Q1. Ray ServeのDeploymentとは？

単一のMLモデルやビジネスロジックをラップするスケーラブルな単位です。レプリカ数、GPU割り当て、オートスケーリングなどを個別に設定できます。

Q2. Ray Serveでのマルチモデルパイプラインの利点は？

各モデルを独立したDeploymentに分離して個別にスケーリングでき、DAG形式で並列・逐次処理を自由に構成できます。

Q3. @serve.batchデコレーターの役割は？

個別リクエストを自動的にまとめてバッチ処理します。GPU使用率を高め、スループットを最大化します。max_batch_sizeとtimeoutで制御します。

Q4. target_ongoing_requestsオートスケーリング設定の意味は？

レプリカあたりの目標同時処理リクエスト数です。この値を超えるとスケールアップし、下回るとスケールダウンします。

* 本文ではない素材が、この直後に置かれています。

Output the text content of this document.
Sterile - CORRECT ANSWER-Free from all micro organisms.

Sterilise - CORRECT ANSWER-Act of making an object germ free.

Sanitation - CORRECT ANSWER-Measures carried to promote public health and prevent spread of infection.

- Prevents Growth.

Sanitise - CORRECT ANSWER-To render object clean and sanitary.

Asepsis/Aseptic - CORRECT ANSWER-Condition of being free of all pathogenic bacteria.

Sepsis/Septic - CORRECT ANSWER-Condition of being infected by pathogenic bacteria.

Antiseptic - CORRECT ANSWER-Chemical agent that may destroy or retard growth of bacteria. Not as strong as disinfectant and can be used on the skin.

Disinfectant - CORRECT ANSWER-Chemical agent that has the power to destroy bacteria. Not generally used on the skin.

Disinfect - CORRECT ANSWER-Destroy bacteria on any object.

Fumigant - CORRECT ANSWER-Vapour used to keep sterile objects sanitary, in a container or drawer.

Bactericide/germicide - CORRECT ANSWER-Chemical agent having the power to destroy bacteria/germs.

Q5. KubeRayのRayServiceリソースはどのような役割を果たしますか？

Kubernetes上でRayクラスターを自動作成し、Ray Serveアプリケーションをデプロイ・管理します。Workerノードのオートスケーリングも処理します。

Q6. placement_group_strategyのSTRICT_PACKの意味は？

すべてのGPUが同一物理ノードに配置されるよう強制します。Tensor Parallelismのように GPU間の高速通信が必要な場合に使用します。

Q7. Ray Serve vs Flask/FastAPIでの直接サービングの違いは？

Ray Serveは分散コンピューティング、オートスケーリング、GPU管理、バッチ処理、マルチモデルパイプラインをネイティブでサポートします。Flask/FastAPIは単一プロセスのサービングに適しています。

まとめ

Ray Serveは、複雑なML/LLMサービングパイプラインをPythonコードだけで構成・拡張できる強力なフレームワークです。vLLM統合によりLLMサービングが簡便になり、KubeRayを通じたKubernetesネイティブデプロイでプロダクション運用も容易です。